BUSINESS BRIEFS
Wachovia takes Wells Fargo deal as Citi objects
Associated Press
NEW YORK — A battle broke out yesterday for control of Wachovia, as Wells Fargo agreed to pay $14.8 billion for the struggling bank, while Citigroup and federal regulators insisted that Citi's earlier and lower-priced takeover offer go forward.
The surprise announcement that Wachovia Corp. agreed to be acquired by San Francisco-based Wells Fargo & Co. in the all-stock deal — without government assistance — upended what had appeared to be a carefully examined arrangement and caught regulators off guard.
Wells' original offer totaled about $15.1 billion, but since the value of its shares closed down 60 cents yesterday, the deal is now valued at about $14.8 billion.
Only four days earlier, Citigroup Inc. agreed to pay $2.1 billion for Wachovia's banking operations in a deal that would have the help of the Federal Deposit Insurance Corp.

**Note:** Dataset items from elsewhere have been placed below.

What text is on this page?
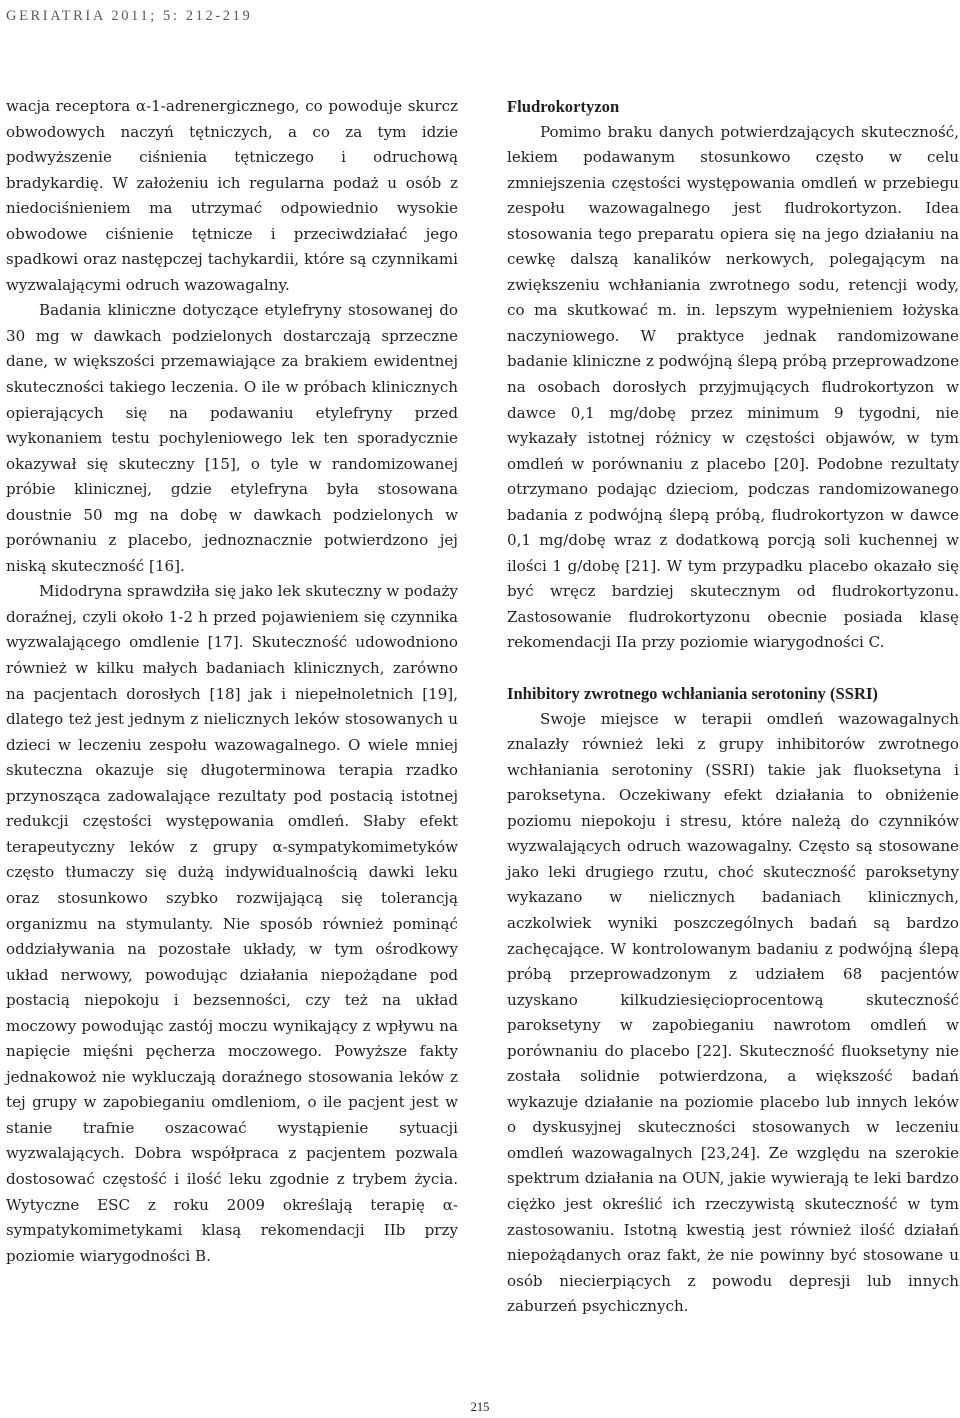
GERIATRIA 2011; 5: 212-219

wacja receptora α-1-adrenergicznego, co powoduje skurcz obwodowych naczyń tętniczych, a co za tym idzie podwyższenie ciśnienia tętniczego i odruchową bradykardię. W założeniu ich regularna podaż u osób z niedociśnieniem ma utrzymać odpowiednio wysokie obwodowe ciśnienie tętnicze i przeciwdziałać jego spadkowi oraz następczej tachykardii, które są czynnikami wyzwalającymi odruch wazowagalny.

Badania kliniczne dotyczące etylefryny stosowanej do 30 mg w dawkach podzielonych dostarczają sprzeczne dane, w większości przemawiające za brakiem ewidentnej skuteczności takiego leczenia. O ile w próbach klinicznych opierających się na podawaniu etylefryny przed wykonaniem testu pochyleniowego lek ten sporadycznie okazywał się skuteczny [15], o tyle w randomizowanej próbie klinicznej, gdzie etylefryna była stosowana doustnie 50 mg na dobę w dawkach podzielonych w porównaniu z placebo, jednoznacznie potwierdzono jej niską skuteczność [16].

Midodryna sprawdziła się jako lek skuteczny w podaży doraźnej, czyli około 1-2 h przed pojawieniem się czynnika wyzwalającego omdlenie [17]. Skuteczność udowodniono również w kilku małych badaniach klinicznych, zarówno na pacjentach dorosłych [18] jak i niepełnoletnich [19], dlatego też jest jednym z nielicznych leków stosowanych u dzieci w leczeniu zespołu wazowagalnego. O wiele mniej skuteczna okazuje się długoterminowa terapia rzadko przynosząca zadowalające rezultaty pod postacią istotnej redukcji częstości występowania omdleń. Słaby efekt terapeutyczny leków z grupy α-sympatykomimetyków często tłumaczy się dużą indywidualnością dawki leku oraz stosunkowo szybko rozwijającą się tolerancją organizmu na stymulanty. Nie sposób również pominąć oddziaływania na pozostałe układy, w tym ośrodkowy układ nerwowy, powodując działania niepożądane pod postacią niepokoju i bezsenności, czy też na układ moczowy powodując zastój moczu wynikający z wpływu na napięcie mięśni pęcherza moczowego. Powyższe fakty jednakowoż nie wykluczają doraźnego stosowania leków z tej grupy w zapobieganiu omdleniom, o ile pacjent jest w stanie trafnie oszacować wystąpienie sytuacji wyzwalających. Dobra współpraca z pacjentem pozwala dostosować częstość i ilość leku zgodnie z trybem życia. Wytyczne ESC z roku 2009 określają terapię α-sympatykomimetykami klasą rekomendacji IIb przy poziomie wiarygodności B.

Fludrokortyzon

Pomimo braku danych potwierdzających skuteczność, lekiem podawanym stosunkowo często w celu zmniejszenia częstości występowania omdleń w przebiegu zespołu wazowagalnego jest fludrokortyzon. Idea stosowania tego preparatu opiera się na jego działaniu na cewkę dalszą kanalików nerkowych, polegającym na zwiększeniu wchłaniania zwrotnego sodu, retencji wody, co ma skutkować m. in. lepszym wypełnieniem łożyska naczyniowego. W praktyce jednak randomizowane badanie kliniczne z podwójną ślepą próbą przeprowadzone na osobach dorosłych przyjmujących fludrokortyzon w dawce 0,1 mg/dobę przez minimum 9 tygodni, nie wykazały istotnej różnicy w częstości objawów, w tym omdleń w porównaniu z placebo [20]. Podobne rezultaty otrzymano podając dzieciom, podczas randomizowanego badania z podwójną ślepą próbą, fludrokortyzon w dawce 0,1 mg/dobę wraz z dodatkową porcją soli kuchennej w ilości 1 g/dobę [21]. W tym przypadku placebo okazało się być wręcz bardziej skutecznym od fludrokortyzonu. Zastosowanie fludrokortyzonu obecnie posiada klasę rekomendacji IIa przy poziomie wiarygodności C.

Inhibitory zwrotnego wchłaniania serotoniny (SSRI)

Swoje miejsce w terapii omdleń wazowagalnych znalazły również leki z grupy inhibitorów zwrotnego wchłaniania serotoniny (SSRI) takie jak fluoksetyna i paroksetyna. Oczekiwany efekt działania to obniżenie poziomu niepokoju i stresu, które należą do czynników wyzwalających odruch wazowagalny. Często są stosowane jako leki drugiego rzutu, choć skuteczność paroksetyny wykazano w nielicznych badaniach klinicznych, aczkolwiek wyniki poszczególnych badań są bardzo zachęcające. W kontrolowanym badaniu z podwójną ślepą próbą przeprowadzonym z udziałem 68 pacjentów uzyskano kilkudziesięcioprocentową skuteczność paroksetyny w zapobieganiu nawrotom omdleń w porównaniu do placebo [22]. Skuteczność fluoksetyny nie została solidnie potwierdzona, a większość badań wykazuje działanie na poziomie placebo lub innych leków o dyskusyjnej skuteczności stosowanych w leczeniu omdleń wazowagalnych [23,24]. Ze względu na szerokie spektrum działania na OUN, jakie wywierają te leki bardzo ciężko jest określić ich rzeczywistą skuteczność w tym zastosowaniu. Istotną kwestią jest również ilość działań niepożądanych oraz fakt, że nie powinny być stosowane u osób niecierpiących z powodu depresji lub innych zaburzeń psychicznych.

215
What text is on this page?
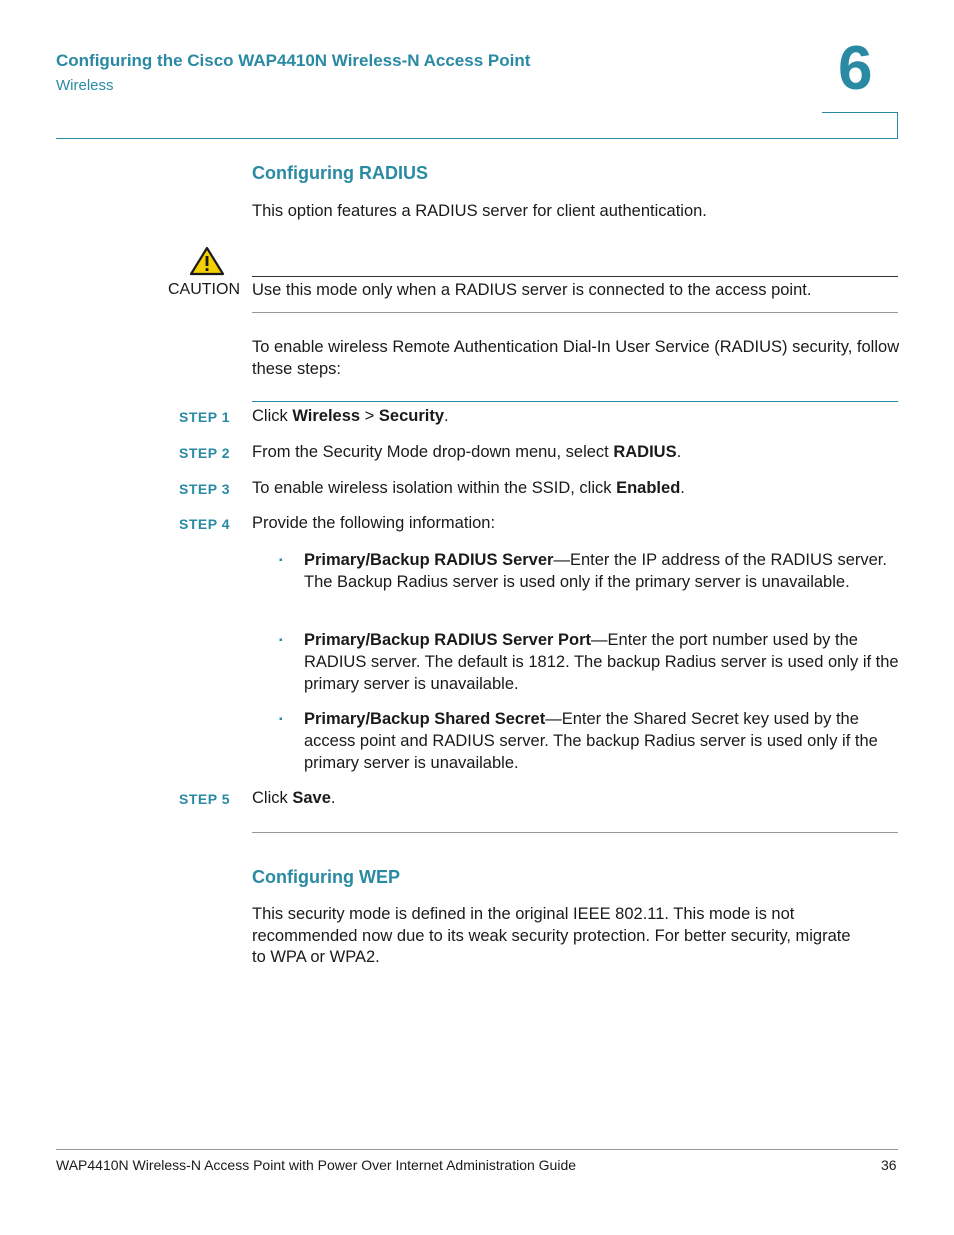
Configuring the Cisco WAP4410N Wireless-N Access Point
Wireless	6
Configuring RADIUS
This option features a RADIUS server for client authentication.
CAUTION Use this mode only when a RADIUS server is connected to the access point.
To enable wireless Remote Authentication Dial-In User Service (RADIUS) security, follow these steps:
STEP 1 Click Wireless > Security.
STEP 2 From the Security Mode drop-down menu, select RADIUS.
STEP 3 To enable wireless isolation within the SSID, click Enabled.
STEP 4 Provide the following information:
▪ Primary/Backup RADIUS Server—Enter the IP address of the RADIUS server. The Backup Radius server is used only if the primary server is unavailable.
▪ Primary/Backup RADIUS Server Port—Enter the port number used by the RADIUS server. The default is 1812. The backup Radius server is used only if the primary server is unavailable.
▪ Primary/Backup Shared Secret—Enter the Shared Secret key used by the access point and RADIUS server. The backup Radius server is used only if the primary server is unavailable.
STEP 5 Click Save.
Configuring WEP
This security mode is defined in the original IEEE 802.11. This mode is not recommended now due to its weak security protection. For better security, migrate to WPA or WPA2.
WAP4410N Wireless-N Access Point with Power Over Internet Administration Guide	36
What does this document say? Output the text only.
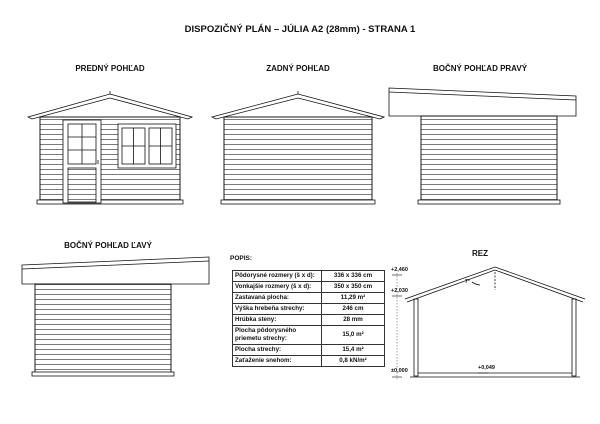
DISPOZIČNÝ PLÁN – JÚLIA A2 (28mm) - STRANA 1
PREDNÝ POHĽAD	ZADNÝ POHĽAD	BOČNÝ POHĽAD PRAVÝ
BOČNÝ POHĽAD ĽAVÝ
REZ
POPIS:
Pôdorysné rozmery (š x d):	336 x 336 cm
Vonkajšie rozmery (š x d):	350 x 350 cm
Zastavaná plocha:	11,29 m²
Výška hrebeňa strechy:	246 cm
Hrúbka steny:	28 mm
Plocha pôdorysného priemetu strechy:	15,0 m²
Plocha strechy:	15,4 m²
Zaťaženie snehom:	0,8 kN/m²
+2,460
+2,030
±0,000	+0,049
7°
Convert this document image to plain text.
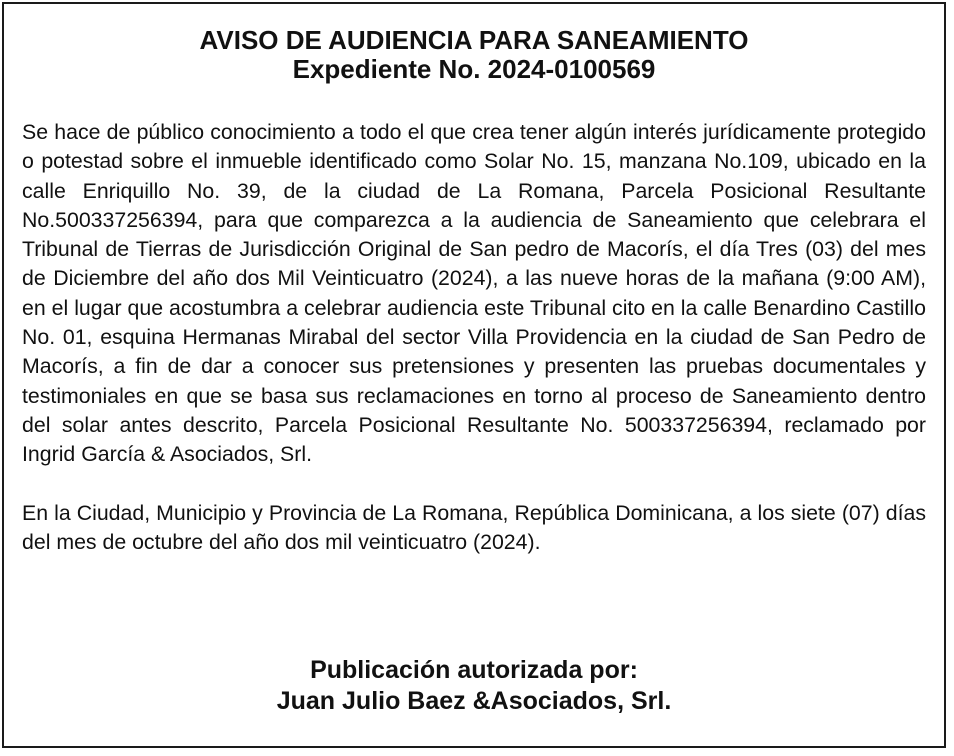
AVISO DE AUDIENCIA PARA SANEAMIENTO

Expediente No. 2024-0100569

Se hace de público conocimiento a todo el que crea tener algún interés jurídicamente protegido o potestad sobre el inmueble identificado como Solar No. 15, manzana No.109, ubicado en la calle Enriquillo No. 39, de la ciudad de La Romana, Parcela Posicional Resultante No.500337256394, para que comparezca a la audiencia de Saneamiento que celebrara el Tribunal de Tierras de Jurisdicción Original de San pedro de Macorís, el día Tres (03) del mes de Diciembre del año dos Mil Veinticuatro (2024), a las nueve horas de la mañana (9:00 AM), en el lugar que acostumbra a celebrar audiencia este Tribunal cito en la calle Benardino Castillo No. 01, esquina Hermanas Mirabal del sector Villa Providencia en la ciudad de San Pedro de Macorís, a fin de dar a conocer sus pretensiones y presenten las pruebas documentales y testimoniales en que se basa sus reclamaciones en torno al proceso de Saneamiento dentro del solar antes descrito, Parcela Posicional Resultante No. 500337256394, reclamado por Ingrid García & Asociados, Srl.

En la Ciudad, Municipio y Provincia de La Romana, República Dominicana, a los siete (07) días del mes de octubre del año dos mil veinticuatro (2024).

Publicación autorizada por:

Juan Julio Baez &Asociados, Srl.
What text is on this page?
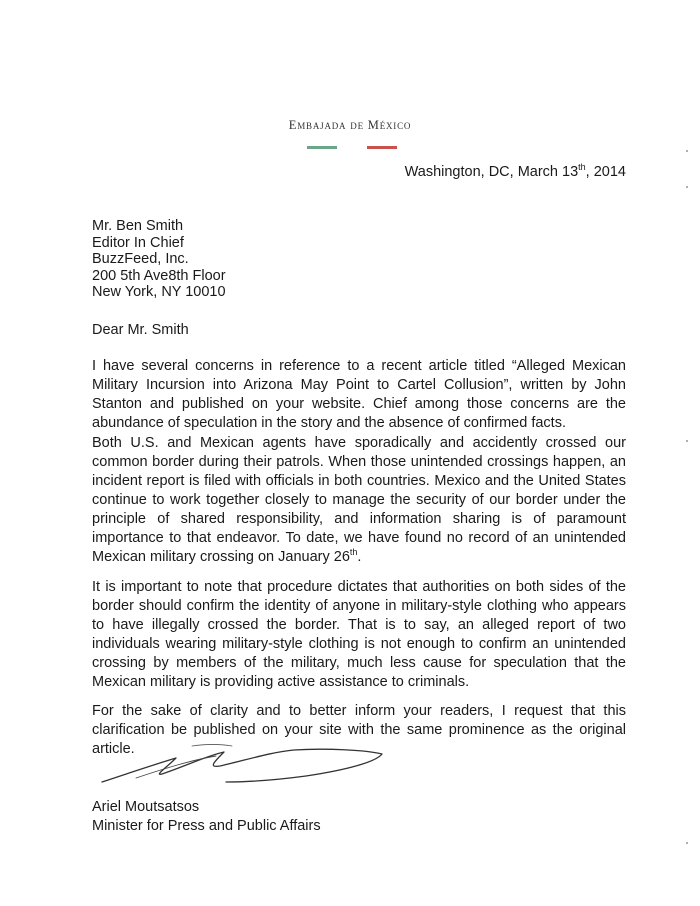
Embajada de México
Washington, DC, March 13th, 2014
Mr. Ben Smith
Editor In Chief
BuzzFeed, Inc.
200 5th Ave8th Floor
New York, NY 10010
Dear Mr. Smith

I have several concerns in reference to a recent article titled “Alleged Mexican Military Incursion into Arizona May Point to Cartel Collusion”, written by John Stanton and published on your website. Chief among those concerns are the abundance of speculation in the story and the absence of confirmed facts.

Both U.S. and Mexican agents have sporadically and accidently crossed our common border during their patrols. When those unintended crossings happen, an incident report is filed with officials in both countries. Mexico and the United States continue to work together closely to manage the security of our border under the principle of shared responsibility, and information sharing is of paramount importance to that endeavor. To date, we have found no record of an unintended Mexican military crossing on January 26th.

It is important to note that procedure dictates that authorities on both sides of the border should confirm the identity of anyone in military-style clothing who appears to have illegally crossed the border. That is to say, an alleged report of two individuals wearing military-style clothing is not enough to confirm an unintended crossing by members of the military, much less cause for speculation that the Mexican military is providing active assistance to criminals.

For the sake of clarity and to better inform your readers, I request that this clarification be published on your site with the same prominence as the original article.

Ariel Moutsatsos
Minister for Press and Public Affairs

The head of the FDIC said the agency is standing behind the Citigroup agreement, but that it is reviewing all proposals and will work with the banks' regulators.
EXPORTS BOOST SECTORS' STRENGTH
NEW YORK — Educational services, farms, utilities, stores and hospitals all saw their businesses expand slightly in September, thanks to strong exports and deliveries, a private research group's survey showed yesterday.
The reading of 50.2 from the Institute for Supply Management was down from 50.6 in August. A reading above 50 signals growth. The index has hovered near the 50 "boom-bust" line for most of the year.
INVESTORS STILL WARY OF BAILOUT
NEW YORK — The stranglehold on the credit markets remained tight yesterday after the House approved a revised financial bailout package, with investors nervous that the plan is at most a first step in repairing the faltering U.S. economy.
Anxiety among investors kept Treasury bill demand high; the yield on the 3-month bill slipped below half a percent.
Most market participants have been regarding the rescue plan approved by the Senate earlier this week as a medicine for what's ailing the financial system, but not a cure-all.
AIG TO SELL UNITS FOR LOAN PAYBACK
CHARLOTTE, N.C. — The insurer American International Group Inc. said yesterday it plans to sell off a number of business units to pay off its massive government loan.
The announcement was expected by Wall Street. But it now leaves investors wondering how much AIG will be able to raise from the sales.
AIG, one of the world's biggest insurers, yesterday didn't specifically disclose all the assets it would sell or the expected prices from the sales. However, the New York-based insurer said it plans to retain its U.S. property and casualty and foreign general insurance businesses, and also plans to retain an ownership interest in its foreign life insurance operations.
OIL PRICES WAVER ON MIXED NEWS
HOUSTON — Oil prices slipped in volatile trading yesterday after Congress approved a historic bailout of the nation's teetering financial industry as the longterm health of the global economy remained questionable.
Investors bet down the price for crude early in the day when the U.S. Department of Labor reported that employers slashed payrolls in September by the greatest amount in more than five years, but got back into the market when Wells Fargo Co. stepped in to buy Wachovia Corp. for $14.8 billion.
And few believed that the unprecedented bailout package, passed early in the afternoon, would rekindle the global appetite for energy any time soon.